Promouvoir les droits des étudiant·e·s et des enseignant·e·s LGBTI+
Des représentant·e·s des organisations membres de l’Internationale de l’Éducation (IE), à savoir l’AEU, la National Education Association (NEA)/États-Unis, la Fédération syndicale unitaire-Syndicat national unitaire des instituteurs, professeurs des écoles et PEGC (FSU-SNUipp)/France, le Gewerkschaft Erziehung und Wissenschaft (GEW)/Allemagne, le New Zealand Post Primary Teachers’ Association/Te Wehengarua (NZPPTA)/Nouvelle-Zélande, l’ Educational Institute Of Scotland (EiS)/Écosse, le National Tertiary Education Union (NTEU)/Australie, l’ Independent Education Union (IEU)/Australie, la Friendly Islands Teachers Association (FITA)/Tonga et la Samoa National Teachers’ Association (SNTA) se sont joint·e·s à d’autres militant·e·s, membres de la société civile et syndicalistes afin de renforcer la solidarité et la communauté et d’apprendre les uns des autres comment promouvoir les droits de nos étudiant·e·s et enseignant·e·s lesbiennes, gays, bisexuel·le·s, transgenres, intersexes, en questionnement et autres personnes de genre divers.
Au gré des débats en plénière, des panels internationaux et des plus de 25 ateliers dirigés par des enseignant·e·s et leurs représentant·e·s syndicaux·ales, les intervenant·e·s à la conférence ont présenté diverses perspectives en vue d’améliorer la protection et le respect des droits des lesbiennes, gays, bisexuel·le·s, transgenres, intersexes, en questionnement et autres étudiant·e·s et enseignant·e·s de genre divers dans les écoles.
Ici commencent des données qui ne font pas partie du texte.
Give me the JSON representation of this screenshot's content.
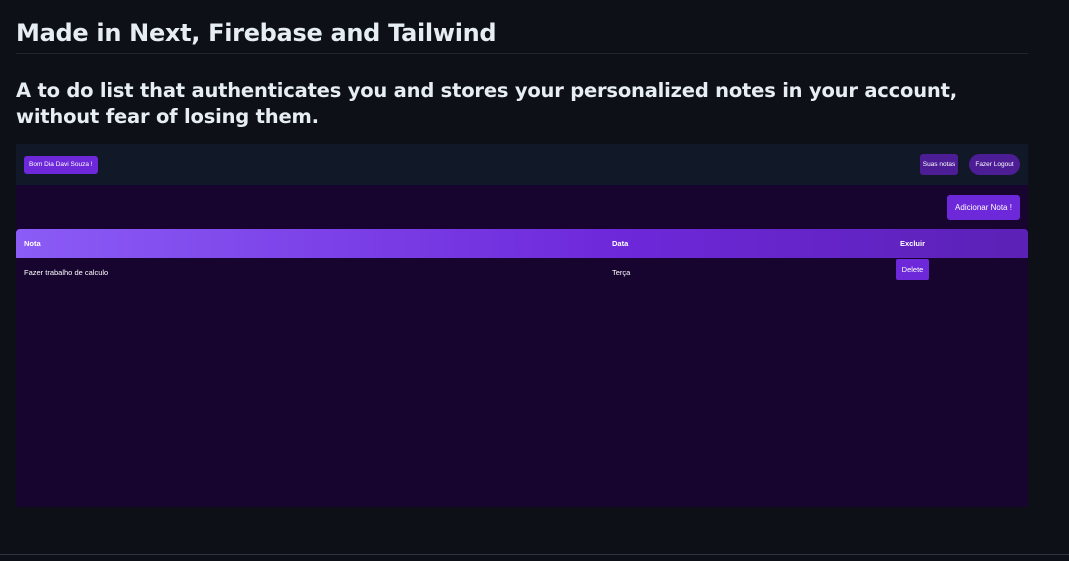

Parmi les principaux thèmes abordés figuraient également le rôle des syndicats en vue d’assurer le respect des droits des LGBTI+ ainsi que les stratégies visant à rendre les syndicats plus inclusifs.
Au cours des ateliers :
- Le NTEU a fait part de sa campagne en cours visant à mettre en place un congé d’affirmation de genre au profit des travailleur·euse·s.
- L’IEU a présenté un exposé sur le soutien apporté par le syndicat au personnel et aux élèves LGBTI+ dans les écoles à sensibilité religieuse.
- L’EiS a décrit le rôle joué par le syndicat en faveur du respect des droits des étudiant·e·s et des enseignant·e·s LGBTI+, y compris en ralliant en 2021 l’engagement national du gouvernement à l’égard d’un programme d’études inclusif au profit des LGBTI+, faisant de l’Écosse le premier pays au monde à instituer un tel programme.
- La NZPPTA a mis en lumière le rôle joué par la Rainbow Taskforce du syndicat (groupe de travail arc-en-ciel) en dispensant aux enseignant·e·s de tout le pays des formations au développement d’écoles plus inclusives.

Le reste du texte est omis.